There exist a --dry-run option that will not create the output files, but will process the inputs, to get a summary of the number of samples and durations that the combined dataset would have.
For example:
a2s-combine-dataset --data-dir path/to/data --id tag --label-encoder single_ext [--constrained]
Run a2s-combine-dataset --help for a complete list of options and default values.
Run a2s-train to start training. It is necessary to provide at least a parameters config file, the directory where the manifests are (like the output directory from data preparation), the id tag for the manifests to use from the previous directory (like the one used in data preparation), and a model path to the output model file where the best checkpoint will be saved.
a2s-train --config-path config/quartets.cfg --data-dir ./datasets/ --data-id tag --model-path ./models/mymodel.pth
Other optional arguments can be provided. Please run a2s-train --help for a complete list of options.
You may also check the configuration file for extended training parameters.

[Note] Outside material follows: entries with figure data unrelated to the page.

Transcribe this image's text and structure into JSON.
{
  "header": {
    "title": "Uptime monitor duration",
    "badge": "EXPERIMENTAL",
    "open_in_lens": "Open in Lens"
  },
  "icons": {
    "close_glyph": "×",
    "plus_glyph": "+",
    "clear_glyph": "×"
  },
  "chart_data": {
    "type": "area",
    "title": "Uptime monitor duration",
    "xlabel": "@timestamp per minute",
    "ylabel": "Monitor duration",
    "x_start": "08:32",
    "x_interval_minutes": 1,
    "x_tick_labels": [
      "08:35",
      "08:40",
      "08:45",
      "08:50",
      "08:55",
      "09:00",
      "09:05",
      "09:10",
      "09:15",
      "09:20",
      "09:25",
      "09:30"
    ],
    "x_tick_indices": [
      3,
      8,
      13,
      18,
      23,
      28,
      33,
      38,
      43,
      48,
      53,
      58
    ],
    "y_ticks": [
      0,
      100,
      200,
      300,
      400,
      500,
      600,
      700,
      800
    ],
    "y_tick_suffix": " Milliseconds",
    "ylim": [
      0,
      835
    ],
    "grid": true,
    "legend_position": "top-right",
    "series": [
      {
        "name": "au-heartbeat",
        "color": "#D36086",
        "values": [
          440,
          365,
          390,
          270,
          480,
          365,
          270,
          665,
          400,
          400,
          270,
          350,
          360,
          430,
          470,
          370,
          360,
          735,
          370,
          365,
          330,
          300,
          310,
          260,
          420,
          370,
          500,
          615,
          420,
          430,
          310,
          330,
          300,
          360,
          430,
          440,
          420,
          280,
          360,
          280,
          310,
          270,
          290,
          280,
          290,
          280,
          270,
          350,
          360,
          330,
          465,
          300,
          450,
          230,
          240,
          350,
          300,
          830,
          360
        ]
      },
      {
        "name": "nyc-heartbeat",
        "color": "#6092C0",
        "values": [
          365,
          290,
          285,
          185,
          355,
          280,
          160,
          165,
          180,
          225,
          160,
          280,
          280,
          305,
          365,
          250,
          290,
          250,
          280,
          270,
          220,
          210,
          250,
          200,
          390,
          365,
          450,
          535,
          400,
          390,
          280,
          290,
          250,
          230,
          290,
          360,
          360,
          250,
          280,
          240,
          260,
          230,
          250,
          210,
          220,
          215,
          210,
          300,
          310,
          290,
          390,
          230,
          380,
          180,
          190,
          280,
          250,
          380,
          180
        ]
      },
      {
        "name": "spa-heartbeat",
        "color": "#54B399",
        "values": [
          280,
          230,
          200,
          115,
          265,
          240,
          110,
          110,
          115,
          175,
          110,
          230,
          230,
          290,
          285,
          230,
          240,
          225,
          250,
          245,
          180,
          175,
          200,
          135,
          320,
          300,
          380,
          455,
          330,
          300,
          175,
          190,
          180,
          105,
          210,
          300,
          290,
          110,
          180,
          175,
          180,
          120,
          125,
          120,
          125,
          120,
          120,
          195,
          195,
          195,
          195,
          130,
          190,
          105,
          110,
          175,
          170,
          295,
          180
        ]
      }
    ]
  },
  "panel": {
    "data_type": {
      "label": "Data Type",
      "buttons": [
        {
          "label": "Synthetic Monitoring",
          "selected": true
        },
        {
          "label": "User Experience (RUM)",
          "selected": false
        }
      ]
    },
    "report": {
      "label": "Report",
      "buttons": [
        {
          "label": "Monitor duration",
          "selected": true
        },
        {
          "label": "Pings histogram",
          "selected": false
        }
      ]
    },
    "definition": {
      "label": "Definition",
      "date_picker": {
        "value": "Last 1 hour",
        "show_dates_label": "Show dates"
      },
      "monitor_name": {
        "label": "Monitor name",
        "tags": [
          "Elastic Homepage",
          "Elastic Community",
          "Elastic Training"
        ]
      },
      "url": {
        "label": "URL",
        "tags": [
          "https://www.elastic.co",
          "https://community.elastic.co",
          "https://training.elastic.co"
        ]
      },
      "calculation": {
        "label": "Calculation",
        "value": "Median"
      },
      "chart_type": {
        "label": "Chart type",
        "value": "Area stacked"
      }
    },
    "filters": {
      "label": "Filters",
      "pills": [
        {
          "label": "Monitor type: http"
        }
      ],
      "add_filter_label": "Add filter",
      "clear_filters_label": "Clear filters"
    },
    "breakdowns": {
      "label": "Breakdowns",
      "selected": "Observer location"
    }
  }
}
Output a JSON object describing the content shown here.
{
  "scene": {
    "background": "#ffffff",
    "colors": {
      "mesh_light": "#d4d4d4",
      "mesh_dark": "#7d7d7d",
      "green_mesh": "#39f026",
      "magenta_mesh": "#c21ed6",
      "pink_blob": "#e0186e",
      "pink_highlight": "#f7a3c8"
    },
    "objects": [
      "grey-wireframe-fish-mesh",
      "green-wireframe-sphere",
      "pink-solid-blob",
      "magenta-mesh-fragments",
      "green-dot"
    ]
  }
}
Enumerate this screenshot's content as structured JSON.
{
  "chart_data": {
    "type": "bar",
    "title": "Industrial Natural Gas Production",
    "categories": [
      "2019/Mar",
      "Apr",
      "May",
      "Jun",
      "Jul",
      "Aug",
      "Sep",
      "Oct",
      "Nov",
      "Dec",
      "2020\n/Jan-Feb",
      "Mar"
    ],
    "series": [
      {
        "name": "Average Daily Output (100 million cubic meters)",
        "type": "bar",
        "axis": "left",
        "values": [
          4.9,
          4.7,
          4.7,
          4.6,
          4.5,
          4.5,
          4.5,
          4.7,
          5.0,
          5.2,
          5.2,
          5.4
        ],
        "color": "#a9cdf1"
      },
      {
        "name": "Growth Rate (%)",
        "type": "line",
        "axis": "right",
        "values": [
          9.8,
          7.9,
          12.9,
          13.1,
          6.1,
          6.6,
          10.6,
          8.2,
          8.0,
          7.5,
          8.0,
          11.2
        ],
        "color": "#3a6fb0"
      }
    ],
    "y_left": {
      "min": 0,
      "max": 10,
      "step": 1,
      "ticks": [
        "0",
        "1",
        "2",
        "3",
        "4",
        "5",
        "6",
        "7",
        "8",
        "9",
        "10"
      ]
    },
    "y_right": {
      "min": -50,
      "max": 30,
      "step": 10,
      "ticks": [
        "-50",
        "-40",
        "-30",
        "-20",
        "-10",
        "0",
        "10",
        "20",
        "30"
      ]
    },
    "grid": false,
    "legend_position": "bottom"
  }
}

To run a distributed trainig with several GPUs, run a2s-train-multigpu. Options are the same as in a2s-train, with some extra options to configure the distributed training:
--device-idsto select the specific GPUs to use. If not provided all available GPUs will be used.--dist-url: URL to set up distributed training. By defaulttcp://127.0.0.1:1550is used.--dist-backendto select th backend. By defaultncclis used.
a2s-train-multigpu --config-path config/quartets.cfg --data-dir ./datasets/ --data-id tag --model-path ./models/mymodel.pth ...
Use --mixed-precision option. It is not compatible with --no-cuda option.
as2-train --mixed-precision # Add your parameters as normal
Mixed precision can also be combined with multi-GPU:
as2-train-multigpu --mixed-precision # Add your parameters as normal
To continue from a checkpointed model that has been saved:
a2s-train --config-path config/quartets.cfg --data-dir ./datasets/ --data-id tag --model-path ./models/mymodel.pth --continue-from models/mymodel.last.pth
If you would like to start from a previous checkpoint model but not continue training, add the --finetune flag to restart training from the --continue-from model state.
After each epoch a new checkpoint is always saved with the model name provided as argument, with extension .pth, if it is the best model so far, or with a suffix .last.pth instead, for the last model that is not the best so far.
Use a2s-test to evaluate a trained model on a test set:
a2s-test --test-manifest test_id.csv --model-path models/model_id.pth
This will create in the same model path a test_result.csv with the WER, CER and LER metrics for the current dataset and model. The results will be appended in the same file if it already exists.
Also, by default if --silent option is not provided, a log file <date>_test_<pathto/test_manifest.csv>_<model_id>.log is created with the decoded output and metrics for each sample in the dataset.
Run a2s-test --help for a complete list of options and default values.
Also, a2s-transcribe script is provided to output a single transcription from an audio file:
a2s-transcribe --model-path models/model_id.pth --audio-path /path/to/audio.flac
Use a2s-showmodel to display hyperparams and other training metadata of any checkpointed model:
a2s-showmodel models/model_id.pth
Initially project forked from Miguel Ángel Román
Some code is borrowed from Sean Naren.